Measures taken during treatment:

  • Removing nasal swabs, cleaning the bacterial environment;
  • Taking antibiotics;
  • Examination of the body;
  • Aggressive therapy of the circulatory system.

Toxic shock syndrome during nasal surgery occurs in 0.016% of cases, with a mortality rate of 11%.

  • Subacute bacterial endocarditis. Every patient with a heart murmur is at risk. It is necessary to monitor your oral health and take antibiotics for prevention. If such a complication occurs, blood tests are needed.
  • Intracranial infections. The proximity of the edges of the cranial bone and traumatic manipulations during rhinoplasty
    increase the likelihood of meningitis, subdural empyema, and intracranial abscesses. If you experience symptoms such as headaches, lethargy, high fever, twitching of the cranial nerves, you should consult a doctor.
  • Acute and/or chronic sinusitis. It may be a consequence of rhinoplasty and requires endoscopic surgery.

Seam divergence

.
Usually this goes unnoticed. Adhesions may form, but they too will gradually heal. But if the through incision diverges, urgent intervention is required, otherwise a scar
.

Persistent swelling

. Effects of rhinoplasty may include initial swelling and periorbital bruising that lasts up to 10 days. The severity of swelling after rhinoplasty depends on the complexity of the osteotomy, the instruments used, the length of the operation, excessive use of tampons, postoperative vomiting, or high blood pressure. To avoid all of the above and prevent swelling after rhinoplasty, a bandage is applied immediately after the osteotomy, dexamethasone is administered intravenously during the operation, after the operation the head should be kept in an elevated position, a cold compress should be applied to the nose, and blood pressure should be constantly monitored. Persistent swelling and numbness of the tip of the nose are possible with external rhinoplasty. Swelling after rhinoplasty can last up to several months.

Dead skin

.
Excessive damage and unreasonable use of cauterization apparatus can lead to skin death. The consequences of rhinoplasty cause poor blood supply and infection. A bandage applied too tightly can lead to the same result. In case of necrosis, sanitation and re-healing are necessary. Subsequently, to get rid of the scar, local hormonal injections, dermabrasion
, laser resurfacing and even surgical reconstruction are used.

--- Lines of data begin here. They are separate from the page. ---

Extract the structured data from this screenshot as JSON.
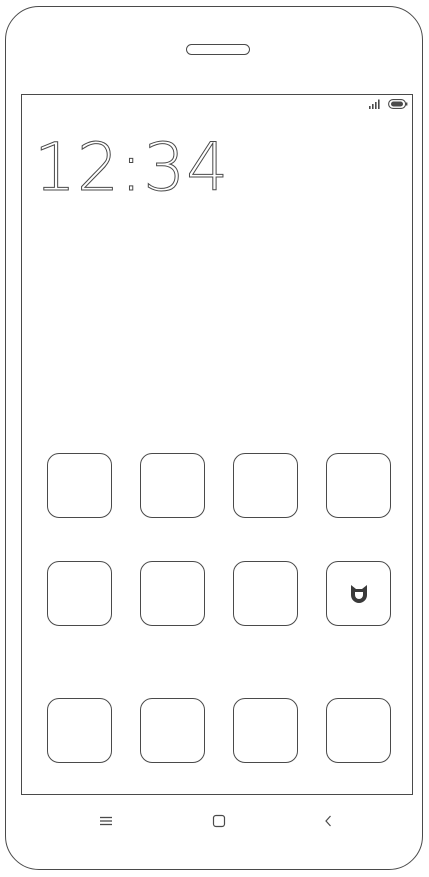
{
  "status_bar": {
    "icons": [
      "signal-icon",
      "battery-icon"
    ]
  },
  "lockscreen": {
    "time": "12:34"
  },
  "home": {
    "rows": [
      [
        "blank-app",
        "blank-app",
        "blank-app",
        "blank-app"
      ],
      [
        "blank-app",
        "blank-app",
        "blank-app",
        "mijia-app"
      ],
      [
        "blank-app",
        "blank-app",
        "blank-app",
        "blank-app"
      ]
    ]
  },
  "nav_bar": {
    "icons": [
      "menu-icon",
      "home-icon",
      "back-icon"
    ]
  },
  "colors": {
    "outline": "#4a4a4a",
    "background": "#ffffff"
  }
}
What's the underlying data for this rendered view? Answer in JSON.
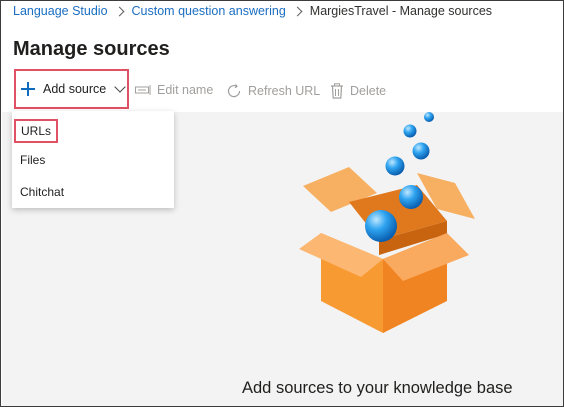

Necrosis of part of the bone

. Necrosis of bone or cartilage may occur, followed by infection, displacement, or associated impairment (aesthetic or functional). In such cases, the infection is first controlled with antibiotics and then debridement is performed. Reconstructive surgery may be needed in the future.

Cardiovascular failure. In elderly patients and patients with heart disease, nasal packing may cause hypoxia. In such cases, oxygen therapy is recommended.

Nasal liquorrhea

. The frequency of such complications is extremely low. Most often, liquorrhea is caused by previous injuries or the presence of congenital bone defects. Most leaks heal on their own. If this does not happen, intra- and extracranial surgical techniques are used.

Contact dermatitis

Allergy

occurs in patients with high sensitivity as a reaction to applied bandages. Treatment involves removing them and taking antihistamines or hormonal drugs.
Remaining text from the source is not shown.